给定由维度为$d$的$n$个样本组成的数据集$\boldsymbol{X}=\left[\boldsymbol{x}_{1}, \boldsymbol{x}_{2}, \cdots, \boldsymbol{x}_{n}\right] \in {\bf R}^{d \times n}$，针对该数据集的聚类簇划分$\boldsymbol{C}=\left\{\boldsymbol{C}_{1}, \boldsymbol{C}_{2}, \cdots, \boldsymbol{C}_{k}\right\}$，$K$-means最小化每个样本到其聚类中心的平方误差，即

$ \sum\limits_{i = 1}^k {\sum\limits_{x \in {\mathit{\boldsymbol{C}}_i}} {\left\| {\mathit{\boldsymbol{x}} - {\mathit{\boldsymbol{u}}_i}} \right\|_2^2} } $

(1)

式中，$\boldsymbol{u}_{i}=\sum\limits_{\boldsymbol{x} \in \boldsymbol{C}_{i}} \boldsymbol{x} / n_{i}$是簇$\boldsymbol{C}_{i}$的原型向量。最小化式(1)是一个NP难问题，因为最优解需要考虑样本集所有可能的簇划分。

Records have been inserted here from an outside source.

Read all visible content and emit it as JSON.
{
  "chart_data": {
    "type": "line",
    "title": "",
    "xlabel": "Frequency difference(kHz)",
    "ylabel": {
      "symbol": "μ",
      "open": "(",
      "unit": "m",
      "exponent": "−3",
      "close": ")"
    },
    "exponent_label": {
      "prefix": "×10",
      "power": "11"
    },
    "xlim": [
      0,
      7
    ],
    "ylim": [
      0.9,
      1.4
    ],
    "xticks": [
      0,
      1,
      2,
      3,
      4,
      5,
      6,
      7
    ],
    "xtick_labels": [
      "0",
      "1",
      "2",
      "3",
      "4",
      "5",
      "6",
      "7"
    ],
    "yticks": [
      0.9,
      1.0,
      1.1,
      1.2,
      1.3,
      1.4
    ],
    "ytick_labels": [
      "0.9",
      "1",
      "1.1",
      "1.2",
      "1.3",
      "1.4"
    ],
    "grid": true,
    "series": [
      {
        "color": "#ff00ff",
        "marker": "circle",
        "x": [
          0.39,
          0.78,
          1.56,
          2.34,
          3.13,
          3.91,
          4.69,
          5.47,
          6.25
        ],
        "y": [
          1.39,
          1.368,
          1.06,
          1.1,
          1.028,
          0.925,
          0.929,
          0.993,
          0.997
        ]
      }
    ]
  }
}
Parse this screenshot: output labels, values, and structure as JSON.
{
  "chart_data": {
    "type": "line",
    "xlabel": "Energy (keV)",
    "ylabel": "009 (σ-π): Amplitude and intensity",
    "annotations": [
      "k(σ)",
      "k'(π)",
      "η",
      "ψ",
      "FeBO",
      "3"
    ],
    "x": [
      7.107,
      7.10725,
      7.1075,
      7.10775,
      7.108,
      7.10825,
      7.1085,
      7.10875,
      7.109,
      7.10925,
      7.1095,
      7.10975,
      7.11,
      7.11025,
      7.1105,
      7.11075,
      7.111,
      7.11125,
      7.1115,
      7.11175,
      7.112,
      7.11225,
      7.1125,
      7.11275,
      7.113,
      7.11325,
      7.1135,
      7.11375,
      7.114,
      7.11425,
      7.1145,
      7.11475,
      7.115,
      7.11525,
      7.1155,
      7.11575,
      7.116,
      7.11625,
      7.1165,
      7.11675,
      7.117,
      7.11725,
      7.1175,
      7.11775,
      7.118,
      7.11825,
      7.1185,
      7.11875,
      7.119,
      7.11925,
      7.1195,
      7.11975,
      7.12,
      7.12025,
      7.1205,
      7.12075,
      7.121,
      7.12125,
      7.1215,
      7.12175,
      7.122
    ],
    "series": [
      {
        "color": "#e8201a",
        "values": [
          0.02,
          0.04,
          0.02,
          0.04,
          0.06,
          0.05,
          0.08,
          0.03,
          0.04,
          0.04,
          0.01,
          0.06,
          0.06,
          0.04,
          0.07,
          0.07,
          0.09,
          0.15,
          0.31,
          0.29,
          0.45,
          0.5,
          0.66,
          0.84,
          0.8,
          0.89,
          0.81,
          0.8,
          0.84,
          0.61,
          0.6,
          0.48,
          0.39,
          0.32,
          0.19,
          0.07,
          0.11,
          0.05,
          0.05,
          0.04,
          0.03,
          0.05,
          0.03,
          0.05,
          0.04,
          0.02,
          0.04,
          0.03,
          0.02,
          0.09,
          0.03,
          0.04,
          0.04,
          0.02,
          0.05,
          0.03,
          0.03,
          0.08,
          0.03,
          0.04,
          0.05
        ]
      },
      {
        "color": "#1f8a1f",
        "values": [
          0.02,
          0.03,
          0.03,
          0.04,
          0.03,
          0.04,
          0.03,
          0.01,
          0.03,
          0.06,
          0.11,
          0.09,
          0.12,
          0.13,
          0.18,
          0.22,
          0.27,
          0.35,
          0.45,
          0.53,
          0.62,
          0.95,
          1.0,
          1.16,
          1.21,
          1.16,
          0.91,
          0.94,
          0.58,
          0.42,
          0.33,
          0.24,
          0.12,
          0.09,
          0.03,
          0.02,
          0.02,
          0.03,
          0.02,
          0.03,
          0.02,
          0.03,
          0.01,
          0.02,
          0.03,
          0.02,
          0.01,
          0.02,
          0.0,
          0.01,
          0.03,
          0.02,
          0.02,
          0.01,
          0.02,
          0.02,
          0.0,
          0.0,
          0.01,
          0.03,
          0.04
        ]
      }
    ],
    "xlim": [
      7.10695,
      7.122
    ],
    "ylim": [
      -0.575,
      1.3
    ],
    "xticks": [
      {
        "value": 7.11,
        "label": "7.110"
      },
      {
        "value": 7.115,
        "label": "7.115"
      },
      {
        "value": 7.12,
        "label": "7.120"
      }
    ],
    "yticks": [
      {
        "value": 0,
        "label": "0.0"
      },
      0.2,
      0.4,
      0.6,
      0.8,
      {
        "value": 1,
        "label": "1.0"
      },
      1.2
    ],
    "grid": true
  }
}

为求解该问题，Ding等人^[14]提出一种基于非负矩阵分解的求解思路，将式(1)改写为

$ \begin{array}{c}{\min\limits_{U, F}\|\boldsymbol{X}-\boldsymbol{U} \boldsymbol{F}\|_{2}^{2}} \\ {\text { s.t. } F_{i j} \in\{0, 1\}, \sum\limits_{i=1}^{k} F_{i j}=1} \\ {\forall j=1, 2, \cdots, n}\end{array} $

(2)

式中，$\boldsymbol{U}=\left[\boldsymbol{u}_{1}, \cdots, \boldsymbol{u}_{k}\right] \in {\bf R}^{d \times k}$为$k$个原型向量组成的聚类中心矩阵；$\boldsymbol{F} \in {\bf R}^{k \times n}$为聚类指示矩阵，该矩阵每一列满足独热编码(OHE)，即如果样本点$\boldsymbol{x}_{i}$被分配到第$k$个类别中，则$F_{k i}=1$；反之，$F_{k i}=0$。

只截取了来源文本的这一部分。